Kemarau tak lagi membenci hujan. Senja sejak tadi beraroma gerimis. Dan, baru saja dilengkapi seduhan segelas kopi di atas meja. Kau tersenyum.
"Diminum, Mas."
"Terima kasih, Cantik!"
Langkah kakimu mengayun ringan, mengajak tubuhmu menghilang dari ruang tamu.
Kusesap ujung gelas berkopi darimu.
***
Ah, kukira kau terlalu muda untuk lupa, sekadar membubuhkan satu setengah sendok gula.
Apakah sudah berlaku, satu pesan dengan satu kata, "Kopi!" memang dimaknai sebenar-benarnya campuran air mendidih dan serbuk kopi? Jika benar, sejak kapan?
Aku belum lupa rasa segelas kopi di kedai-kedai tepi jalan yang pernah kusinggahi. Mengenang tawaran setiap tuan rumah saat bertamu. Memang yang tersaji segelas kopi dan rasa pahit. Tapi sedikit. Tak sepenuhnya pahit!

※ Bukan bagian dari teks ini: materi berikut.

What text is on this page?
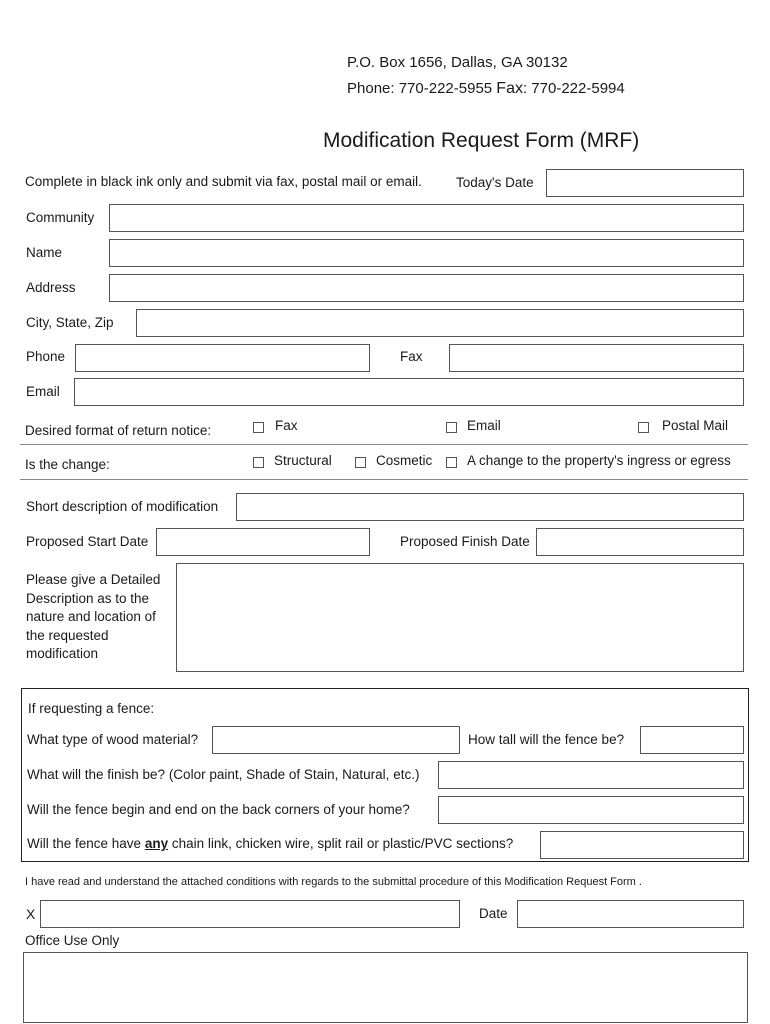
P.O. Box 1656, Dallas, GA 30132
Phone: 770-222-5955 Fax: 770-222-5994
Modification Request Form (MRF)
Complete in black ink only and submit via fax, postal mail or email.	Today's Date
Community
Name
Address
City, State, Zip
Phone	Fax
Email
Desired format of return notice:	Fax	Email	Postal Mail
Is the change:	Structural	Cosmetic	A change to the property's ingress or egress
Short description of modification
Proposed Start Date	Proposed Finish Date
Please give a Detailed
Description as to the
nature and location of
the requested
modification
If requesting a fence:
What type of wood material?	How tall will the fence be?
What will the finish be? (Color paint, Shade of Stain, Natural, etc.)
Will the fence begin and end on the back corners of your home?
Will the fence have any chain link, chicken wire, split rail or plastic/PVC sections?
I have read and understand the attached conditions with regards to the submittal procedure of this Modification Request Form .
X	Date
Office Use Only
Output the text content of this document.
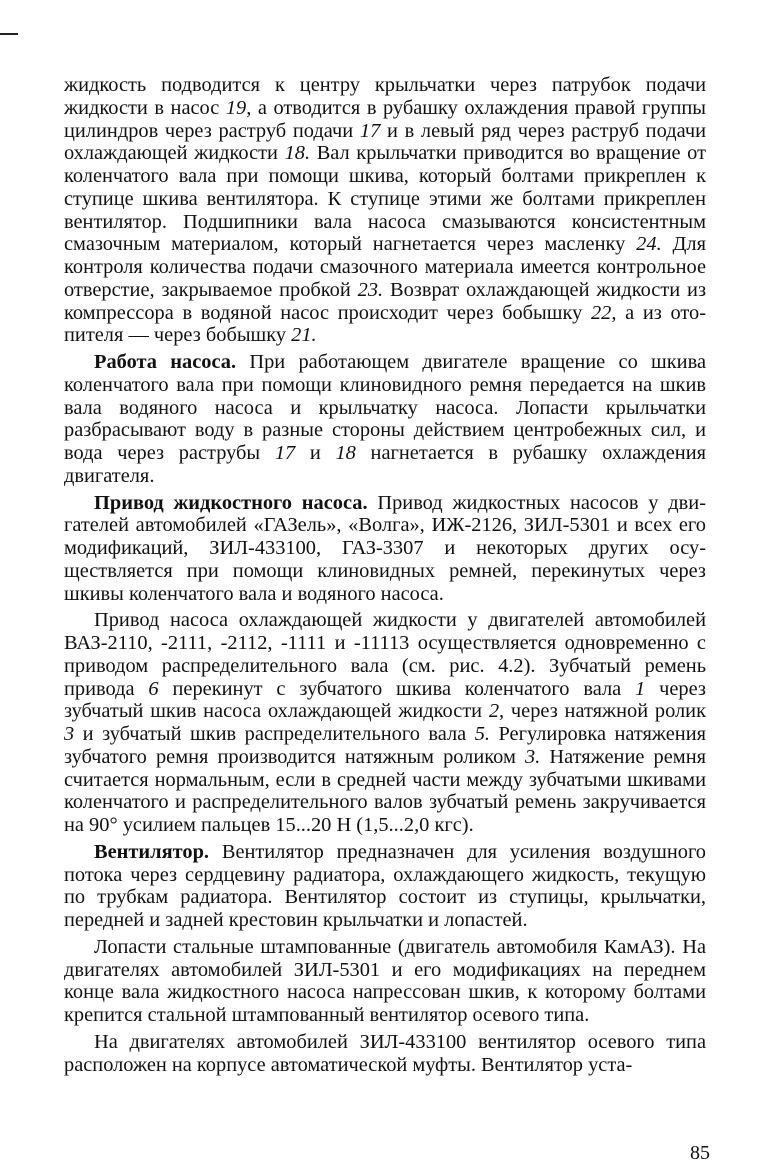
жидкость подводится к центру крыльчатки через патрубок подачи жидкости в насос 19, а отводится в рубашку охлаждения правой группы цилиндров через раструб подачи 17 и в левый ряд через раструб подачи охлаждающей жидкости 18. Вал крыльчатки приводится во вращение от коленчатого вала при помощи шкива, который болтами прикреплен к ступице шкива вентилятора. К ступице этими же болтами прикреплен вентилятор. Подшипники вала насоса смазываются консистентным смазочным материалом, который нагнетается через масленку 24. Для контроля количества подачи смазочного материала имеется контрольное отверстие, закрываемое пробкой 23. Возврат охлаждающей жидкости из компрессора в водяной насос происходит через бобышку 22, а из отопителя — через бобышку 21.

Работа насоса. При работающем двигателе вращение со шкива коленчатого вала при помощи клиновидного ремня передается на шкив вала водяного насоса и крыльчатку насоса. Лопасти крыльчатки разбрасывают воду в разные стороны действием центробежных сил, и вода через раструбы 17 и 18 нагнетается в рубашку охлаждения двигателя.

Привод жидкостного насоса. Привод жидкостных насосов у двигателей автомобилей «ГАЗель», «Волга», ИЖ-2126, ЗИЛ-5301 и всех его модификаций, ЗИЛ-433100, ГАЗ-3307 и некоторых других осуществляется при помощи клиновидных ремней, перекинутых через шкивы коленчатого вала и водяного насоса.

Привод насоса охлаждающей жидкости у двигателей автомобилей ВАЗ-2110, -2111, -2112, -1111 и -11113 осуществляется одновременно с приводом распределительного вала (см. рис. 4.2). Зубчатый ремень привода 6 перекинут с зубчатого шкива коленчатого вала 1 через зубчатый шкив насоса охлаждающей жидкости 2, через натяжной ролик 3 и зубчатый шкив распределительного вала 5. Регулировка натяжения зубчатого ремня производится натяжным роликом 3. Натяжение ремня считается нормальным, если в средней части между зубчатыми шкивами коленчатого и распределительного валов зубчатый ремень закручивается на 90° усилием пальцев 15...20 Н (1,5...2,0 кгс).

Вентилятор. Вентилятор предназначен для усиления воздушного потока через сердцевину радиатора, охлаждающего жидкость, текущую по трубкам радиатора. Вентилятор состоит из ступицы, крыльчатки, передней и задней крестовин крыльчатки и лопастей.

Лопасти стальные штампованные (двигатель автомобиля КамАЗ). На двигателях автомобилей ЗИЛ-5301 и его модификациях на переднем конце вала жидкостного насоса напрессован шкив, к которому болтами крепится стальной штампованный вентилятор осевого типа.

На двигателях автомобилей ЗИЛ-433100 вентилятор осевого типа расположен на корпусе автоматической муфты. Вентилятор уста-

85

Kau juga sepertiku. Sejak televisi harus terjual di awal tahun, tak lagi bisa menonton berita. Semisal tentang harga gula yang terus melonjak naik di pasaran. Mungkinkah mulai hari ini, nilainya semakin melambung tinggi hingga tak lagi terbeli?
Kita mesti berhemat, Mas!
Masih lekat di ingatanku kalimat itu. Dua hari lalu. Setelah mesin jahit peninggalan ibumu, terpaksa berpindahtangan pada seorang teman lamamu.